Conto das terças-feiras – A garota da bicicleta azul
Gilberto Carvalho Pereira, Fortaleza, CE, 7 de setembro de 2021.
Ela não tinha mais que vinte anos de idade. Chegou pedalando uma bicicleta azul, vestida em trajes de educação física, cabelos desalinhados pelo vento, alta, esguia, parecia frágil, mas via-se que não era. Olhos a brilhar e esbanjar alegria, assim era ela, a garota da bicicleta azul. Não era bonita, mas também não era feia, simpática por demais.
Desceu da bicicleta, encostou-a no muro, pelo lado de dentro do jardim que antecedia a entrada da residência, que fora alugada para abrigar o escritório de uma empresa prestadora de serviço. Em atitude não hostil, perguntou para a senhora sentada atrás de uma mesa escura destinada, geralmente, a uma secretária:
— Gostaria de falar com o seu chefe, moça!
— Quem devo anunciar? - perguntou a recepcionista.
— Vanda, a filha de uma amiga dele, declarou a garota.
A funcionária entrou por uma porta logo ao lado dela, fechou-a, demorando alguns minutos lá dentro. Impaciente, Vanda andava de um lado para outro. Sabia que tinha mentido, pois nem sabia quem seria aquele homem que estaria naquela sala. Se não tivesse procedido assim - pensou ela -, não seria recebida. Era melhor encontrar uma justificativa para aquela atitude, baixou a cabeça e tentou encontrar um motivo justificável. Não encontrava nenhum, diria a verdade, estava precisando de um emprego e ali deveria ter um para ela. Levantou a cabeça, recuperou-se e entrou confiante ao ser chamada pelo “chefe”.
— Seu nome? - perguntou ele.
— Vanda Barbosa!
— Só isso? - insistiu o seu inquiridor.
— Sou filha de mãe solteira, isto é, era, ela já morreu!
— O que você faz na vida?
— Acabei de me formar em Administração, entrei com dezesseis anos na universidade - falou com voz altiva.
— E o que você sabe fazer?
— Não muita coisa, mas eu aprendo rápido! A firmeza das respostas, a desenvoltura na conversa e a confiança demonstrada deixaram no avaliador a certeza de que aquela moça à sua frente merecia uma chance de emprego. Mesmo que nunca tivesse trabalhado, uma experiência valia a pena, para avaliar a capacidade de aprendizagem e adaptação daquela jovem que se encontrava a pedir emprego. Afinal ele era dono de uma média indústria, começara com a mesma idade dela a construir o que hoje representava sua empresa.
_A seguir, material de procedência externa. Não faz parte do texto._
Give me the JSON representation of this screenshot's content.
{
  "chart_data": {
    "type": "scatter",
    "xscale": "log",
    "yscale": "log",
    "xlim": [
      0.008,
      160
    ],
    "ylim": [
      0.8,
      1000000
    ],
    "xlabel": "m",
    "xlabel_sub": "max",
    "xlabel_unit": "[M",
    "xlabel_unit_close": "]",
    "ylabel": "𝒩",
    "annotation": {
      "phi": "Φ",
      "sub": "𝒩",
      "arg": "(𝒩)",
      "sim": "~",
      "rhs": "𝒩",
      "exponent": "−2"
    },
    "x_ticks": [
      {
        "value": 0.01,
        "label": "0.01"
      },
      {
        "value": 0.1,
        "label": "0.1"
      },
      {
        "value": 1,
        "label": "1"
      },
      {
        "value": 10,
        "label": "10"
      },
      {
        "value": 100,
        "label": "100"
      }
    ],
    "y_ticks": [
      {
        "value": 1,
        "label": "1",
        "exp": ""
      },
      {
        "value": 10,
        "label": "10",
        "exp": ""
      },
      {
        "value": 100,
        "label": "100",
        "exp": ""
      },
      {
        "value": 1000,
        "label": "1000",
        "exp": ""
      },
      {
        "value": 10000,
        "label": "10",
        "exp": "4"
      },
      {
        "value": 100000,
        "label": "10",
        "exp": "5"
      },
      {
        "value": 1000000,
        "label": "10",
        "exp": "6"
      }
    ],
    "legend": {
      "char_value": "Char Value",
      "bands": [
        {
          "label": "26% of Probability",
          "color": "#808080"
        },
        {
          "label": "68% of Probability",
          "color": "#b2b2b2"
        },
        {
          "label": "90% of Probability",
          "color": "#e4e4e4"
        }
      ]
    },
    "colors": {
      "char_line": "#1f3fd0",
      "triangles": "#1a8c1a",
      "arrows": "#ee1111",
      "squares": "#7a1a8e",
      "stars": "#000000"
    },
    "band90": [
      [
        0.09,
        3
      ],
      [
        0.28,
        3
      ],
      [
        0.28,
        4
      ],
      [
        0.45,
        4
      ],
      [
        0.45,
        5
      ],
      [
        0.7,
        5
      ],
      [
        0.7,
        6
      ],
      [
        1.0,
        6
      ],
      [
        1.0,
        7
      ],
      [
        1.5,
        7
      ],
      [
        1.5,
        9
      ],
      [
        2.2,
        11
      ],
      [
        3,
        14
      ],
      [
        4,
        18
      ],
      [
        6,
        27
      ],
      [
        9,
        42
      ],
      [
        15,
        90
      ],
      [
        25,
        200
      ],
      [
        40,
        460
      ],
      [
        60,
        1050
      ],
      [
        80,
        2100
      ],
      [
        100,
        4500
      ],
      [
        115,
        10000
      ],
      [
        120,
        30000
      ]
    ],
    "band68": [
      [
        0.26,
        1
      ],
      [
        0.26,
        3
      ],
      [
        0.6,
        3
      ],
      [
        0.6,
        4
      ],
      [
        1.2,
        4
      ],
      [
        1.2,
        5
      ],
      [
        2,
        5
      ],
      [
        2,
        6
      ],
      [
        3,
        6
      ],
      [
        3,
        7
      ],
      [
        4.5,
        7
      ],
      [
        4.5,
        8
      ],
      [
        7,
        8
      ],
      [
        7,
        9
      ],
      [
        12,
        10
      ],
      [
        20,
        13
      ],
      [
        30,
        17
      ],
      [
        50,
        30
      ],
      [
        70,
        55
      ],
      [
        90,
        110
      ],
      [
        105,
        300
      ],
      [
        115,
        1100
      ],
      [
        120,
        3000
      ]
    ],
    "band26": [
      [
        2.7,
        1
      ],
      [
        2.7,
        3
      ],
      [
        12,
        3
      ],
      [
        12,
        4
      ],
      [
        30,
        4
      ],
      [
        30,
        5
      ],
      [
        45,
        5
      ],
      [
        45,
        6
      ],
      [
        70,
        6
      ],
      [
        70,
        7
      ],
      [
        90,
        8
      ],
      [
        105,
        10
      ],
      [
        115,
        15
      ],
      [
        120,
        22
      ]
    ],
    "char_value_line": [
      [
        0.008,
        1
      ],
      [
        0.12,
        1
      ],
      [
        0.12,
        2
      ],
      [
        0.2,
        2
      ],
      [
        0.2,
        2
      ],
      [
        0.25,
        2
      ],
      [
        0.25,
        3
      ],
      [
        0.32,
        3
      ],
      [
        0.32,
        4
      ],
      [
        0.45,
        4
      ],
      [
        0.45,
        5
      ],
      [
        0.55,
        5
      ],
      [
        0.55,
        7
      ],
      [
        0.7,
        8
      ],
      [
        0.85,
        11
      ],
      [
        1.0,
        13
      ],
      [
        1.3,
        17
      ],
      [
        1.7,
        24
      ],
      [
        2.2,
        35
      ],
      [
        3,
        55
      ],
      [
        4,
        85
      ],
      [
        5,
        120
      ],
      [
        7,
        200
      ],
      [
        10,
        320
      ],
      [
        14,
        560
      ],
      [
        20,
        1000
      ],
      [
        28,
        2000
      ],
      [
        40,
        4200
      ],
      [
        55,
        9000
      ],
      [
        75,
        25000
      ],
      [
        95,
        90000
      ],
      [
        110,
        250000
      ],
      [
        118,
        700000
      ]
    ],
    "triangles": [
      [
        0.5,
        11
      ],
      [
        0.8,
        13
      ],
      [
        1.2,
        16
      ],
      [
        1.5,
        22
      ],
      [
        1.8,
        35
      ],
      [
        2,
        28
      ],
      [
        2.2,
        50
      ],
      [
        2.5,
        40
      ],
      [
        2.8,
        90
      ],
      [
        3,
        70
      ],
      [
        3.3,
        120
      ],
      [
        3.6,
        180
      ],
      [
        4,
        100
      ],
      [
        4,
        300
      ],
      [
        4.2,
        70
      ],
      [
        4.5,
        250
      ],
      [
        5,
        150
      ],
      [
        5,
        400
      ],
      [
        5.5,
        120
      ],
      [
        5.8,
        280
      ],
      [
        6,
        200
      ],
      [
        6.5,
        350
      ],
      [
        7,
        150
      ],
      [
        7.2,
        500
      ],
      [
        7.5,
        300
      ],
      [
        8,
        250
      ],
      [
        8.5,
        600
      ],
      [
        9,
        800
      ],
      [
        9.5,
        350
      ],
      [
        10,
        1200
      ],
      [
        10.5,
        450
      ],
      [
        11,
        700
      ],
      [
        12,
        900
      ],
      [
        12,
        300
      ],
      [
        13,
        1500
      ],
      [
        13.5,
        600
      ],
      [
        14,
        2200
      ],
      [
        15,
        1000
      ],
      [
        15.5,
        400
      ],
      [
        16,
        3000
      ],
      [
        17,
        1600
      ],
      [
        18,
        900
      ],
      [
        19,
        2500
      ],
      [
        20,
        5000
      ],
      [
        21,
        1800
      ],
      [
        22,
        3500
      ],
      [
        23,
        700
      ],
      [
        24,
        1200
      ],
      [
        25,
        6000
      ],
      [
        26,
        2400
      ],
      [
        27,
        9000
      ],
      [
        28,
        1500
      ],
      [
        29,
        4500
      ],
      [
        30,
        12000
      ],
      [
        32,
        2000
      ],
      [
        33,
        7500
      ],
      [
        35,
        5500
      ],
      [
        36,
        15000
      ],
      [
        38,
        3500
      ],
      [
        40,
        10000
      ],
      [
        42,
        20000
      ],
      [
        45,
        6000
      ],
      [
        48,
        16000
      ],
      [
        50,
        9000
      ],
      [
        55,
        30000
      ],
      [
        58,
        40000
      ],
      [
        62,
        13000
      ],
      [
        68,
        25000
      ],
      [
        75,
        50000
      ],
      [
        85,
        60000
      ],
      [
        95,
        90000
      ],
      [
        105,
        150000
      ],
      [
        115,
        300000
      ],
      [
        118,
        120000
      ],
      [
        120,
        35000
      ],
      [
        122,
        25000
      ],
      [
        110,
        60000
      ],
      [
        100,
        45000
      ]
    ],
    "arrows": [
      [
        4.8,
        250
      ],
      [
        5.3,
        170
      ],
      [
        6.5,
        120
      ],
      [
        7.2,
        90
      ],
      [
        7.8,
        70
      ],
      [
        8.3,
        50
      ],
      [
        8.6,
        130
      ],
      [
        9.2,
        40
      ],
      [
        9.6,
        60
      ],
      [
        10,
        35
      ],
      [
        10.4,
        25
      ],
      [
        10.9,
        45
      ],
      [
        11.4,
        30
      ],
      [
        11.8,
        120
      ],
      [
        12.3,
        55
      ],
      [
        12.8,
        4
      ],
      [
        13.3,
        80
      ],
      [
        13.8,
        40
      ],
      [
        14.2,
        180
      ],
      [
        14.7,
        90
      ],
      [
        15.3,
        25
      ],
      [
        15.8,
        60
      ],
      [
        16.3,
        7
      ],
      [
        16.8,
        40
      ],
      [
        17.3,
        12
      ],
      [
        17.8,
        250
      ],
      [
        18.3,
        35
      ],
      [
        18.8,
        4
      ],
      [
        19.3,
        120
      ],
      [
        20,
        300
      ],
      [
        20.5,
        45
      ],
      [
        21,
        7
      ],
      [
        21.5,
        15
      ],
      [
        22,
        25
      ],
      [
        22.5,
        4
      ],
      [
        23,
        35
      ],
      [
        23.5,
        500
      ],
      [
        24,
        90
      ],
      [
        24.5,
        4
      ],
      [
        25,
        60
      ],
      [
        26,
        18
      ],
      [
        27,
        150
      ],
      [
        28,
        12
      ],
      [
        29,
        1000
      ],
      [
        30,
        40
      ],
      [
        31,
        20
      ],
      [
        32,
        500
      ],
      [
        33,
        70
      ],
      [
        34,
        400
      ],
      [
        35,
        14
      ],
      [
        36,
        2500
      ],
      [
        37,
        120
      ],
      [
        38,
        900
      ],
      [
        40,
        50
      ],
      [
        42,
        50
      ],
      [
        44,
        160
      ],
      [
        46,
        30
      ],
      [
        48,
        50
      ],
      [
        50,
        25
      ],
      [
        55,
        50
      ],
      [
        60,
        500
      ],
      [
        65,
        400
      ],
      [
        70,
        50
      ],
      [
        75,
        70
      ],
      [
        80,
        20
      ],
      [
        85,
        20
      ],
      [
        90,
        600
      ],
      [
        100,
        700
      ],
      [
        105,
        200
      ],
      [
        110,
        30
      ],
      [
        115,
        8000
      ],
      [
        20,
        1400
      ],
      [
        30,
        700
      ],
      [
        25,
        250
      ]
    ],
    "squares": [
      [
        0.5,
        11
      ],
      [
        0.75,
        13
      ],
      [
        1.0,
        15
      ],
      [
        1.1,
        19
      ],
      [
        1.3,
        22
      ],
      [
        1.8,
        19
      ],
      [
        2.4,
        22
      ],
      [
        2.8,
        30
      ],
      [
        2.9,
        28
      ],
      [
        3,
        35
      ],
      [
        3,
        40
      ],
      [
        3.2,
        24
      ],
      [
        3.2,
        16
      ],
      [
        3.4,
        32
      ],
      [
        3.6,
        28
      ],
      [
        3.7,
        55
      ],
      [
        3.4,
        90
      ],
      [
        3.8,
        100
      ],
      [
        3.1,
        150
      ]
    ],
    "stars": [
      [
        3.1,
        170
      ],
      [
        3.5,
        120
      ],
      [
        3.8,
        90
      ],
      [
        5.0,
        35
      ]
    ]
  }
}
A maioria de seus funcionários fora contratada pelo método que acabara de aplicar, todos jovens e com vontade de vencer na vida. Hoje representam o maior patrimônio imaterial do seu empreendimento.
— Você tem sua carteira de trabalho aí?
— Sim senhor! – respondeu a garota, já mais confiante.
— Vá até o setor de pessoal e entregue esse memorando. Lá entregue também a sua carteira de trabalho. A partir de amanhã você vai começar um período de experiência em nossa fábrica, não me decepcione – completou o homem à sua frente.
Sem condições de falar qualquer coisa mais, a garota só agradeceu:
— Não o decepcionarei!
Já com o contrato de trabalho nas mãos e irradiando felicidade, dirigiu-se até à sua bicicleta azul e saiu pedalando para casa. Antes, soltou seu vasto cabelo deixando-o que tomasse a conformação que o vento lhe imprimia. Sentia-se imensamente feliz, agora tinha um emprego, era uma mulher realizada. Ao pedalar um pouco mais forte, aumentava a ação do vento gelado que batia em seu rosto, refrescando sua mente, fazendo vibrar todo o seu corpo de satisfação. Deixaria de depender da madrinha, sua preceptora desde que sua mãe falecera. Não conhecera seu pai, não tinha irmãos, não conhecia seus demais familiares, fizera poucos amigos na vida, mas sempre se sentira forte, uma leoa. Sabia que cresceria naquela jovem empresa, sempre sonhara com essa oportunidade.
Infelizmente nem tudo sai como esperamos, um pequeno lapso de desatenção no trânsito impediu-a de perceber que o semáforo mudara para o vermelho. Momento que era só alegria virou tragédia, uma moto apanhou-a em cheio, jogando-a três a quatro metros de distância, sem vida.